A EI é a primeira etapa da Educação Básica e tem como objetivo promover o desenvolvimento integral da criança em seus aspectos físico, psicológico, intelectual e social (Lei nº 9.394, de 20 de dezembro de 1996), é direito da criança, dever do Estado e opção da família (Constituição Federal, 1988). Esta etapa é  baseada no cuidar e educar, e as interações e a brincadeira são seus eixos estruturantes (Diretrizes Curriculares Nacionais para a Educação Infantil, 2009).

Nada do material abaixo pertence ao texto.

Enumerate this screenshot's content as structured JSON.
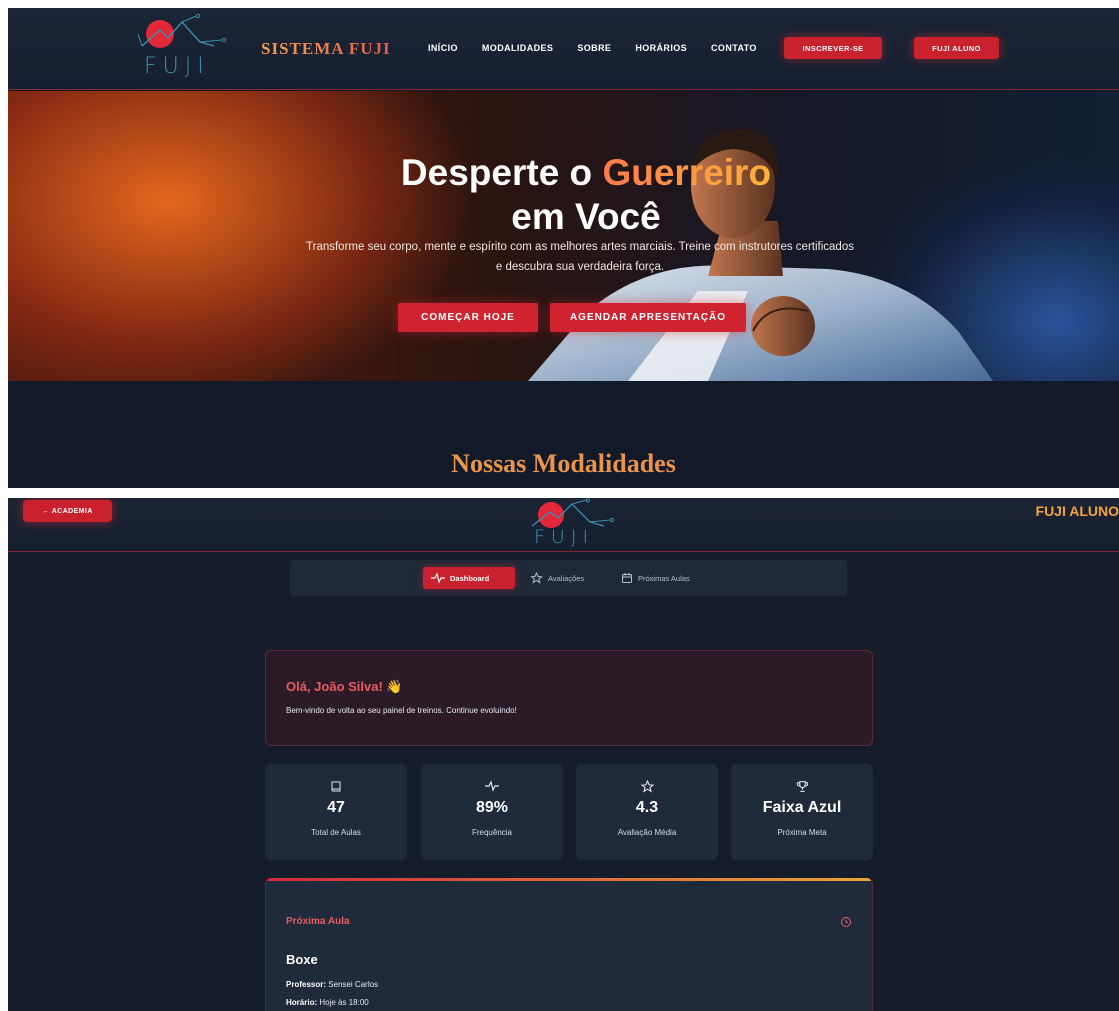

Efetivamente é a Base Nacional Comum Curricular (BNCC) da Educação Infantil que define o conjunto orgânico e progressivo de aprendizagens essenciais para as crianças, desde o nascimento até os 5 anos e 11 meses. Como essas orientações são recentes, cabe à instituição educativa e aos educadores também dialogarem sobre elas com as famílias. Pode ser interessante eles saberem, por exemplo, que a Base não traz conteúdos de ensino ligados à áreas do conhecimento, ela estabelece seis direitos de aprendizagem e desenvolvimento: conviver, brincar, participar, explorar, expressar e conhecer-se. Sua estrutura está organizada em cinco campos de experiências (O eu, o outro e o nós; Corpo, gestos e movimentos; Traços, sons, cores e formas; Escuta, fala, pensamento e imaginação; e Espaços, tempos, quantidades, relações e transformações) e estes garantem que os direitos de aprendizagem se concretizem. 

É possível que muitos responsáveis pelas crianças achem que elas devem ser alfabetizadas nesta etapa, pois têm como referência a escola que frequentaram e as atividades que realizaram quando pequenos. Porém, eles precisam ser lembrados que foram para a 1ª série do EF aos 7 anos de idade e que, desde 2009 com a Emenda Constitucional 59, as crianças precisam frequentar a pré-escola a partir de 4 anos, portanto, o trabalho desenvolvido com elas é essencialmente diferente.

Precisamos explicar aos responsáveis que a criança aprende nas relações com o outro e com os objetos, e a brincadeira é a atividade principal da infância.

Na brincadeira, a criança cria, recria, organiza pensamentos e se comporta para além de seu comportamento habitual, quando aprende e se desenvolve, explora o mundo e amplia a percepção sobre si e o outro. Nesse sentido, as atividades que as professoras da EI enviam para as crianças são brincadeiras e a família precisa brincar com os pequenos, ouvi-los e prestar atenção nas suas necessidades e anseios.

Outro ponto importante a ser evidenciado para as famílias é que as crianças são seres potentes, sujeitos de direitos, cidadãos, seres capazes que criam, interpretam e inventam, e a infância é uma categoria geracional diversa, histórica e socialmente construída, que varia a depender da região, da cultura e do tempo histórico. Por isso, as crianças têm valor em si mesmas no tempo presente e seus direitos precisam ser assegurados. Nosso compromisso precisa ser diariamente reafirmado e não podemos nunca perdê-las de vista. O futuro adulto que a criança será um dia não pode justificar práticas e decisões que desconsideram seus direitos e prioridades hoje.

A família sempre foi a principal parceira da instituição educativa, temos clareza ainda de que a educação é promovida e incentivada com a colaboração da sociedade. Porém, neste momento em que as instituições educativas estão fechadas, a família é a referência central que as crianças têm e sua importância cresce. Assim, é neste momento – e não depois – que devemos nos organizar para apoiar as famílias, trabalhar de maneira intersetorial em um diálogo com as áreas de saúde, educação, assistência social e direitos humanos. É preciso seguir com a sábia certeza de Paulo de Freire, que diz ser preciso esperançar, não como quem espera e não faz nada, mas como quem acredita, levanta-se e junto com os outros faz de outro modo.